Dorothea Rüland: Die deutschen Hochschulen sind international gut aufgestellt. Doch durch transnationale Bildungsprojekte können die Hochschulen strukturell einen ganz anderen Zugang zur Zusammenarbeit mit anderen Ländern finden. Sie können Curricula und Studiengänge gemeinsam entwickeln und ihre Professoren im Ausland lehren lassen. Hinzu kommt, dass sie Studierende zunächst in ihren Heimatländern ausbilden und sie später auch als Masterstudierende oder Doktoranden für Deutschland gewinnen können.
Aktuell dominieren anglo-amerikanische Projekte den globalen Bildungsmarkt. Was macht Deutschland anders?
Der deutsche Ansatz unterscheidet sich stark vom anglo-amerikanischen. Wichtig ist, dass die meisten deutschen transnationalen Bildungsprojekte aus Partnerschaften entstanden sind. Eine andere Besonderheit ist unser Fokus auf Ingenieur- und Lebenswissenschaften. In den letzten Jahren hat außerdem die praxisorientierte Ausbildung deutscher Hochschulen international stark an Attraktivität gewonnen. Da heben wir uns von anderen Systemen ab. Denn für viele Länder ist es wichtig, dass ihre Absolventen sehr praxisorientiert ausgebildet werden und schnell auf dem Arbeitsmarkt Fuß fassen. Anders ist auch die Art der Finanzierung. Weil Deutschland keine Studiengebühren hat, spielt die öffentliche Finanzierung insbesondere in der Anfangsphase eine wichtigere Rolle, um die Struktur für derartige Großprojekte an deutschen Hochschulen möglich zu machen und die Mobilität zu finanzieren. Vor Ort übernimmt in den großen bi-nationalen Hochschulen in der Regel das Gastland den größten Teil der Kosten – zum Teil über 90 Prozent.
Welche Rolle hat bei solchen Projekten die deutsche Sprache?
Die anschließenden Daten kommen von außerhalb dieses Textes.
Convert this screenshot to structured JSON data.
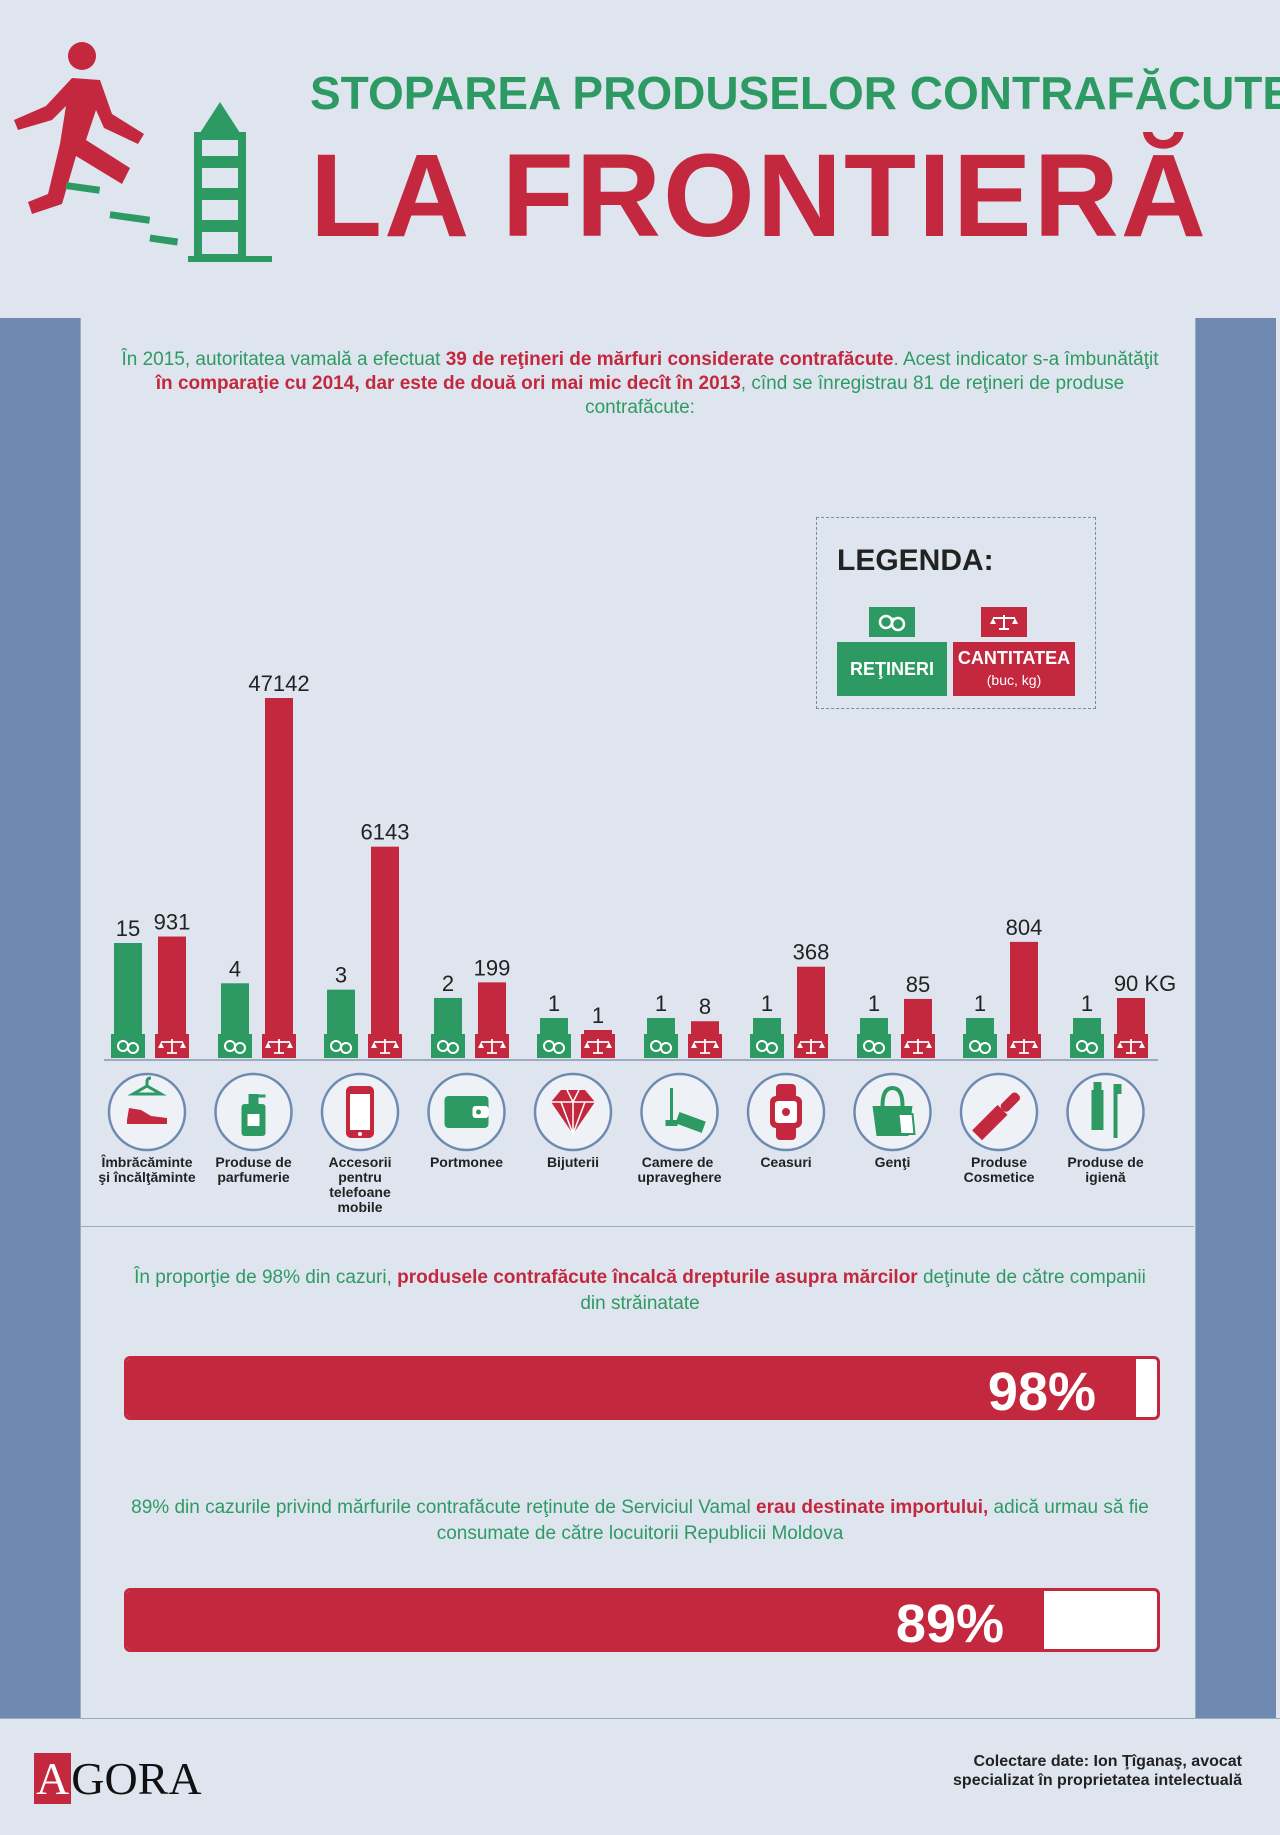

In den meisten Projekten wird auf Englisch unterrichtet. Es ist uns aber sehr wichtig, dass die Studierenden Deutsch lernen. Wir geben ihnen – anders als andere Länder – die Möglichkeit, nach Deutschland zu kommen. Deutsch ist der Schlüssel zu weiteren Kooperationen und auch zur Integration in Deutschland.
Wer profitiert mehr von der Transnationalen Bildung: deutsche oder internationale Studierende und Akademiker?
Das ist eine Win-Win-Situation. Die Gastländer bekommen sehr gute Absolventen, die auf dem Arbeitsmarkt gebraucht werden. Wir können sehr gute Studierende an deutschen Hochschulen ausbilden.
Der Erfolg von TNB liegt ja nicht zuletzt in der zunehmenden Internationalisierung der Gesellschaft – wir sprechen von der globalen Wissensgesellschaft. Heißt das im Umkehrschluss, dass eine Ausbildung in einem Land und in einer Sprache in Zukunft nicht mehr reicht?
Das würde ich so nicht sagen, denn die Hochschulen internationalisieren sich ja nicht nur nach außen. Sie internationalisieren den Campus, indem sie ausländische Dozenten an die Hochschulen holen und interkulturelle Elemente in die Curricula einführen. Dadurch können sie Studierenden, die nicht ins Ausland gehen können oder wollen, internationale Perspektiven, Lehrmethoden und Inhalte vermitteln. Wir nennen das „Internationalisation at home“. Dennoch ist Auslandserfahrung zweifellos sehr wichtig. Deutschland ist ein Exportland. Das heißt, wir leben davon, uns in einem internationalen Umfeld bewegen zu können und das lernt man immer noch am einfachsten im Ausland.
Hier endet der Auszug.